Robert Scotland at Oxford is the last taxonomic botanist to be found in any UK university. Despite the world’s rapid loss of huge numbers of plant species, taxonomic botany gets so little funding that 70,000 plants remain undescribed and there’s an average of 35 years between discovery and proper classification. The plants have often been collected but are sitting in various herbaria around the world, waiting for a taxonomic botanist to get the time and the funding to describe them, and then compare them to already described species.
And it’s not just rare or ornamental plants that need systematic work done on them; an important commercial crop like sweet potato – genus Ipomoea – is yet to get a modern revision of its 3000 names and 800 species.
As there is no central catalogue of already described plants, and with insufficient resources going into systematic botany, it’s very difficult to make an accurate species description and then check through all the descriptions and names that might have been given to the same plant in different countries to then determine one single internationally agreed name.
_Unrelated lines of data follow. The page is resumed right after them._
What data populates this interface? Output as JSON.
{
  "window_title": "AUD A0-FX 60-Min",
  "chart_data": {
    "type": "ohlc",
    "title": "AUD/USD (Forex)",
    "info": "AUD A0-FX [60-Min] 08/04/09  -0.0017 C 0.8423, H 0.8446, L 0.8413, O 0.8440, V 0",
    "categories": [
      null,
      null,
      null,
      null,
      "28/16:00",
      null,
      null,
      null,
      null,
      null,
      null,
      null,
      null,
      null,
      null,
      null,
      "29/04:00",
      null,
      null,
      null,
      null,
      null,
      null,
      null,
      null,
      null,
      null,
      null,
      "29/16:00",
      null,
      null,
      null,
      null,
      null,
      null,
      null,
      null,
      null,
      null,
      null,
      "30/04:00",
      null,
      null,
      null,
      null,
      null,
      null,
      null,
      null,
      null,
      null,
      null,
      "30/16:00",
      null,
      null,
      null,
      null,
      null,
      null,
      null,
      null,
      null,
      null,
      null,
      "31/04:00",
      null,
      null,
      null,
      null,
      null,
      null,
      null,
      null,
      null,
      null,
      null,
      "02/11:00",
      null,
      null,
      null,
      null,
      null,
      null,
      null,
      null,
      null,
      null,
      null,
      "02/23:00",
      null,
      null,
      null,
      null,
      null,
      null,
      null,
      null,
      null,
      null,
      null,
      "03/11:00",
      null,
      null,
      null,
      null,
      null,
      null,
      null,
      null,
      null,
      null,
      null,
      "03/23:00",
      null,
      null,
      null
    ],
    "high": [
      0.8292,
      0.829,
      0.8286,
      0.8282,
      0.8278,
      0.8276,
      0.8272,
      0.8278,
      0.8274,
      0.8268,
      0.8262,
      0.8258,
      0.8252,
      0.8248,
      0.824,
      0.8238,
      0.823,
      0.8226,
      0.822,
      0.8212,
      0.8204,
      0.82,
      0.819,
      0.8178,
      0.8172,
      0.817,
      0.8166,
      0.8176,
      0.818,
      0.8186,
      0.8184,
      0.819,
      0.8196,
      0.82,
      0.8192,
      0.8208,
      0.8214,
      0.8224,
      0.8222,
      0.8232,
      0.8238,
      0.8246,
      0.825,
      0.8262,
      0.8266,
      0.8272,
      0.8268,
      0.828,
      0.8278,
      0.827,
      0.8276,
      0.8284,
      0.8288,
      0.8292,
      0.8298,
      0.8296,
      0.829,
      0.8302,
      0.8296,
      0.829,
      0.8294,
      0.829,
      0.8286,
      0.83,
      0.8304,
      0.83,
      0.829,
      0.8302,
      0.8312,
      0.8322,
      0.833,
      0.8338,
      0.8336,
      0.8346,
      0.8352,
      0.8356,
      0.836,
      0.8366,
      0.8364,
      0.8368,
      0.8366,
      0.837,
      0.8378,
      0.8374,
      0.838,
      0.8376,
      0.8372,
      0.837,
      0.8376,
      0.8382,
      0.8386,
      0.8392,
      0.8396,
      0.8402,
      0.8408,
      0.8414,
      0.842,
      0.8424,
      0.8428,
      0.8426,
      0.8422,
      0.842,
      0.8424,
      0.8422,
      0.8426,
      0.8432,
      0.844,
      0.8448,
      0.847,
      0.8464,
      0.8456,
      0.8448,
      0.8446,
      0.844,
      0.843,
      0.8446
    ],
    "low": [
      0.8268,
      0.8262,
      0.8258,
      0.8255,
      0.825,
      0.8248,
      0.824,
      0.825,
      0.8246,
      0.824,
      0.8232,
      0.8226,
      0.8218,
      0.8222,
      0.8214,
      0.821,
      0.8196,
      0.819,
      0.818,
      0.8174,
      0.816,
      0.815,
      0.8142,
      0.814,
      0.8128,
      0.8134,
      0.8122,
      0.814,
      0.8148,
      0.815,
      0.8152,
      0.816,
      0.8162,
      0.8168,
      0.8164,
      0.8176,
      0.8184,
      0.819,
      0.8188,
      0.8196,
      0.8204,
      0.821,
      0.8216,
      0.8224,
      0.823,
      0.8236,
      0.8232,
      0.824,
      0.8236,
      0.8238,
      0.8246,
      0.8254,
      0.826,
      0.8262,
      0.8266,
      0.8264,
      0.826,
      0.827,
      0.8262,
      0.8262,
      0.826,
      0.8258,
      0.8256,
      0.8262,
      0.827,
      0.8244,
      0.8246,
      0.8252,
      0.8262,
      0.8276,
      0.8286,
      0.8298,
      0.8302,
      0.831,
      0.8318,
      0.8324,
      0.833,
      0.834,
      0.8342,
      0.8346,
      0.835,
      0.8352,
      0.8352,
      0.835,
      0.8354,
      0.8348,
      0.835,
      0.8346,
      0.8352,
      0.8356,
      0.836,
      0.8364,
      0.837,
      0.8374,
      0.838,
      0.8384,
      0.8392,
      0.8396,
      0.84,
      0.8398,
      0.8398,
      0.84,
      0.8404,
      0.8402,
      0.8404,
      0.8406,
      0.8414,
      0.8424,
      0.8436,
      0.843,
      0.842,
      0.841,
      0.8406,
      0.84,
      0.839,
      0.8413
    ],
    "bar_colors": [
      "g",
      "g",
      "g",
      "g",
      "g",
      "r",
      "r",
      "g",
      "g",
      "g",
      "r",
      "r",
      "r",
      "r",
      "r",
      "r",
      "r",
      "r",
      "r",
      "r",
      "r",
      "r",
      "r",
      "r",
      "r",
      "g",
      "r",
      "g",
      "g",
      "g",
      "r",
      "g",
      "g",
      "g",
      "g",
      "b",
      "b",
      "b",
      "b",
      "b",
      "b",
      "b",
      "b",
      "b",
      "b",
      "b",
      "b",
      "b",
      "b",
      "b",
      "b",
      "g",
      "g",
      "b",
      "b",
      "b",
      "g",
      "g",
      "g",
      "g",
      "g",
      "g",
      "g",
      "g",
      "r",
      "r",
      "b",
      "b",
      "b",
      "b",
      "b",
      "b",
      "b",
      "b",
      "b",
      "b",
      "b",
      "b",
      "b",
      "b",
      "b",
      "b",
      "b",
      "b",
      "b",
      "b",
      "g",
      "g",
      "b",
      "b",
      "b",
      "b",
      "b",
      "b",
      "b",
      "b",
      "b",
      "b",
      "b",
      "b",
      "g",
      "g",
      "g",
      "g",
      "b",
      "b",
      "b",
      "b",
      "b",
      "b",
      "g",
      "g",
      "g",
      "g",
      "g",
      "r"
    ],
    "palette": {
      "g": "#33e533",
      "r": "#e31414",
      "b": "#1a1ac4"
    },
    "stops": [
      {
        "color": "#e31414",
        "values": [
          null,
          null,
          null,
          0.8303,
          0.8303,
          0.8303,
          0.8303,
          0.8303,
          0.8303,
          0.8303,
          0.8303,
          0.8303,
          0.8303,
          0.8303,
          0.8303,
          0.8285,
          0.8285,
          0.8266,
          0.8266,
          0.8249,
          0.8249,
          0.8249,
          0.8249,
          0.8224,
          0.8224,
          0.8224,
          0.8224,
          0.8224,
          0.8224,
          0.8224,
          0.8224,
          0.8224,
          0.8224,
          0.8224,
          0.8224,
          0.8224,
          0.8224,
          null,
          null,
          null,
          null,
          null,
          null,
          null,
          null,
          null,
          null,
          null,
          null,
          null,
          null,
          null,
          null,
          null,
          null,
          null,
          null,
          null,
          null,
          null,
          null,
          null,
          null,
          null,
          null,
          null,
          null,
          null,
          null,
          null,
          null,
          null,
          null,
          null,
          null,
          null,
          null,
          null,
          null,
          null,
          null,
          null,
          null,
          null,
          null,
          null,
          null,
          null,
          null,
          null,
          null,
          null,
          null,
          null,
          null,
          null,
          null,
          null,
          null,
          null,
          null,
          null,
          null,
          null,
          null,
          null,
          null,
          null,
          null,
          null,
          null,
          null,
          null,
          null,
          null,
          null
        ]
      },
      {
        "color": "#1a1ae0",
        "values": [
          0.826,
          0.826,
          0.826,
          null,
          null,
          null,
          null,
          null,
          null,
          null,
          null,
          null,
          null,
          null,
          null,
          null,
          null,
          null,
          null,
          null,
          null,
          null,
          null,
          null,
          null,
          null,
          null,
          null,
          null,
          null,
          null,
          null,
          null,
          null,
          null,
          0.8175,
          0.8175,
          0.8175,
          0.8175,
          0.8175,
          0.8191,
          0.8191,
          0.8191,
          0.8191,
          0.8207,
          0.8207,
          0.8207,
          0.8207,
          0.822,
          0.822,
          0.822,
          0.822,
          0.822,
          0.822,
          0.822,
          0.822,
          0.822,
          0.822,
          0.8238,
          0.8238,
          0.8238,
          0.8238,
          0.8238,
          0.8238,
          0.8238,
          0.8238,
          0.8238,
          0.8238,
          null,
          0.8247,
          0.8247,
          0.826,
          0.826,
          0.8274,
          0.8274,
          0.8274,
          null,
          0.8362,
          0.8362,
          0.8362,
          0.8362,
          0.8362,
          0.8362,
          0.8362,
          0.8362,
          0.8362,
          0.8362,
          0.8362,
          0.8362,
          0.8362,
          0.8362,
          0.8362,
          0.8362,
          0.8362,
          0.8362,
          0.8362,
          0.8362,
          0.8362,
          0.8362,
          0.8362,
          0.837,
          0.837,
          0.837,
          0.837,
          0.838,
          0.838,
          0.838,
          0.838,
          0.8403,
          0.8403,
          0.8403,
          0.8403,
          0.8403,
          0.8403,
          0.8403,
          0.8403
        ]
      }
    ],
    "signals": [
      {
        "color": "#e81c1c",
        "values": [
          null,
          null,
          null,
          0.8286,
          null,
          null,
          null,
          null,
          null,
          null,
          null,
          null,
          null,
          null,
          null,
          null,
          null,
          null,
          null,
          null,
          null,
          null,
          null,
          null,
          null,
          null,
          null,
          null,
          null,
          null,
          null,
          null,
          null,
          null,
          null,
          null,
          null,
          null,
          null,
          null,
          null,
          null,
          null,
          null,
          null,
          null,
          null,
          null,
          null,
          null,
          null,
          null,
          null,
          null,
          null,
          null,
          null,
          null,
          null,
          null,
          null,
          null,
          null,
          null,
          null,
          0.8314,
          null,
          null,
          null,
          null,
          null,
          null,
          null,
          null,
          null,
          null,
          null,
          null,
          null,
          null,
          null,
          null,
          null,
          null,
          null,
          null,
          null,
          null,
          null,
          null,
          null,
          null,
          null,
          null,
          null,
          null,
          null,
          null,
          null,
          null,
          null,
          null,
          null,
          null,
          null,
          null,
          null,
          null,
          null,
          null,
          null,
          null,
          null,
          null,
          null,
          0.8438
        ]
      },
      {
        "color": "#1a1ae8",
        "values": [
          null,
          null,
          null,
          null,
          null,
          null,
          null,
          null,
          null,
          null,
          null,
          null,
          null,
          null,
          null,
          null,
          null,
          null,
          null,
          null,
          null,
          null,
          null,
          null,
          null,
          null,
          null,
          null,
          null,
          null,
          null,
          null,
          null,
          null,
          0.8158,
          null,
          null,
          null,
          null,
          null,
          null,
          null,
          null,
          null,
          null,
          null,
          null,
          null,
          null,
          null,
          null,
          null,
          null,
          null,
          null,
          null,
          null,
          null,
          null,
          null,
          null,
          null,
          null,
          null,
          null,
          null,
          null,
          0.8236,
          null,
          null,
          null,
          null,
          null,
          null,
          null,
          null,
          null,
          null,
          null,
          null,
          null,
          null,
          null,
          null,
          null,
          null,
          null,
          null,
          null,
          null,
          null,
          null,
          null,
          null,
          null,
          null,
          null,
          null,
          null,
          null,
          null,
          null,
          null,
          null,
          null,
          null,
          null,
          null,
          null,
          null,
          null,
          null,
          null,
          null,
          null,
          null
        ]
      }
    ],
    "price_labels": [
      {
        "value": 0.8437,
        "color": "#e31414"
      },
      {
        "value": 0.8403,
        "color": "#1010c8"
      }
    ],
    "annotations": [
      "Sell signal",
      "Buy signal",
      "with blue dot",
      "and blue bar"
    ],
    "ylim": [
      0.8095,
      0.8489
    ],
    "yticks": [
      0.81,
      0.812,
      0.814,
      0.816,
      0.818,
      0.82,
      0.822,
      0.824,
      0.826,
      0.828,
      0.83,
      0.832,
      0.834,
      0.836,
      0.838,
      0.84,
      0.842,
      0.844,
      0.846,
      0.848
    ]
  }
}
And that checking is also required to know whether a new plant is indeed a newly discovered species or something that’s already been described……..somewhere……
Source: Robyn Williams interviews Robert Scotland, Reader of botanical systematics at Oxford University, on ABC Radio’s The Science Show.
70,000 species undescribed ? Doubt that very much – Botanists always exagerate the number of plant species , it’s their bread and butter after all.
Chris – are you seriously suggesting that botanists are lying in order to drum up business? What evidence do you have to support this slur?